«L’Écritoire se réunissait dans la vieille ville au-dessus de la voirie municipale. Les cinq d'Action Illégaliste
y avaient trouvé un abri, ignoré du collectif d'écrivains, dissimulé
dans les combles où l'on gelait en hiver et crevait de chaud aux beaux
jours.»
Action Illégaliste est
une organisation révolutionnaire, anticapitaliste. Les cinq, ce sont le
narrateur, Aris Gatineaux, alias Pépère, fils d'ouvrier, Mina
Lesenstein, alias Noema, fille de patron, Lilas Bauboin, fille de
médecin, Laurent Saulémont (Saule), fils de paysan, et Miguel Saladras
(Ricochet), fils d’immigré.
Ils ont puisé leur rébellion dans la condescendance des Lesenstein, et
de leurs semblables, envers les autres. Ils ne croient pas à
l'innocence du capitalisme, fût-t-il celui, «à visage humain», des
sociaux-démocrates. Saule a émis cette sentence qui définit leurs
actions passées et à venir: «Détruire pour ne pas être détruit.»

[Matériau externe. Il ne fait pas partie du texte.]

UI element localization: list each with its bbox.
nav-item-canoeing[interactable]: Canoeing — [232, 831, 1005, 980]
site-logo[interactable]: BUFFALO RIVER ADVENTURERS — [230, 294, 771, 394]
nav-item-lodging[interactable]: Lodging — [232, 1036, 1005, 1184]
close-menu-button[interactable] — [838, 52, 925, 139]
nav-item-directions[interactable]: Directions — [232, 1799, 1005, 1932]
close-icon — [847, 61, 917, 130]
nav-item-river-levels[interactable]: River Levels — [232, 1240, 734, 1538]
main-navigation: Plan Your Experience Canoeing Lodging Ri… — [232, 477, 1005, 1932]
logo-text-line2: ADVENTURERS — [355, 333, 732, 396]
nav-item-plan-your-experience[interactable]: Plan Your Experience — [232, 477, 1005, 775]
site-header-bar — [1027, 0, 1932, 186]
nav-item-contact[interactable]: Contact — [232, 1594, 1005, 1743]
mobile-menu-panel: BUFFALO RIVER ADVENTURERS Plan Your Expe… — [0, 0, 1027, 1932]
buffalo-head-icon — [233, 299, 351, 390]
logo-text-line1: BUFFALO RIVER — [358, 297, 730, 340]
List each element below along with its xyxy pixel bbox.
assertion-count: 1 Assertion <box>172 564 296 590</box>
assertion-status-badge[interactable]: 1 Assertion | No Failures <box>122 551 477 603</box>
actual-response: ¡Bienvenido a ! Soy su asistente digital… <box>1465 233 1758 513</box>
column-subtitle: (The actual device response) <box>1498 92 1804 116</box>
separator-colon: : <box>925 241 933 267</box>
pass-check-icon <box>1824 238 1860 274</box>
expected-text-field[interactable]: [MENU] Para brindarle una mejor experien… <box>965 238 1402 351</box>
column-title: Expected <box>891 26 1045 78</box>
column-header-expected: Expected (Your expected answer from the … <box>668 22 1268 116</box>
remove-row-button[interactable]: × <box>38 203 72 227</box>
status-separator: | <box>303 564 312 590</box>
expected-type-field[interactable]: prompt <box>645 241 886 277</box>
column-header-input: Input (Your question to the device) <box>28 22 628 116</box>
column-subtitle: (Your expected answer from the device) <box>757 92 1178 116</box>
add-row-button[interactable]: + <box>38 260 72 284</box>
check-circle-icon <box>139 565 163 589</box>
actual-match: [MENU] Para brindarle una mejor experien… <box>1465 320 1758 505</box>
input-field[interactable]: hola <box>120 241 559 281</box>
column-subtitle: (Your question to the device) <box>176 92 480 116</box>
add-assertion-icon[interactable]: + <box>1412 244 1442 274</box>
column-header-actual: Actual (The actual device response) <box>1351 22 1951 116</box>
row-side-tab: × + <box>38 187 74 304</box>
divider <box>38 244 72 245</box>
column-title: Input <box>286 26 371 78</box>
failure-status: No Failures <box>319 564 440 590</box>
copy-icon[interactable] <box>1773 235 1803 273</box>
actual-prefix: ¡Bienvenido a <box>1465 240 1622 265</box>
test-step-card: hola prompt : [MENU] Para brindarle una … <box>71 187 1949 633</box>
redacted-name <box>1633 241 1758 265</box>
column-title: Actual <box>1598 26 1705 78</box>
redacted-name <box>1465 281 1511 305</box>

Ils forment la cellule Chat Noir à l'origine d'Action Illégaliste,
qui, comme toute organisation révolutionnaire qui se respecte, est
constituée de cellules qui ne se connaissent pas entre elles. C'est
toutefois la Cellule du 18 mars qui a établi le plan de leur prochaine action et qui s'est occupée de son financement.
C'est à Chat Noir qu'en
revient l'exécution, qui consiste à éliminer Emiliano Zadusco, PDG de
Noxantroz, la multinationale d'agrochimie. Aris et Mina, seuls à avoir
un casier judiciaire vierge, embarqueront sur le Mirifique, où ce prédateur de la planète fera une croisière dans l'Antarctique, avec femme et enfants.
Seulement cette élimination ne se passe pas comme prévu, parce que
c'est une chose de tuer une personne in abstracto, c'en est une autre
de l'assassiner après avoir fait connaissance avec elle et, surtout,
après avoir appris d'elle «la fomentation d'un plan d'une subtilité
tellement perverse qu'il paraissait inconcevable».
Quoi qu'il en soit, après une telle inaction, Aris n'a d'autre choix
que la cavale, une seconde nature chez ce jeune homme, disparu du jour
au lendemain, quatre ans plus tôt, de la vie de ses parents, lesquels
avaient pourtant tout misé sur lui, pour qu'il n'ait pas le même sort
modeste qu'eux et qu'il puisse être leur fierté.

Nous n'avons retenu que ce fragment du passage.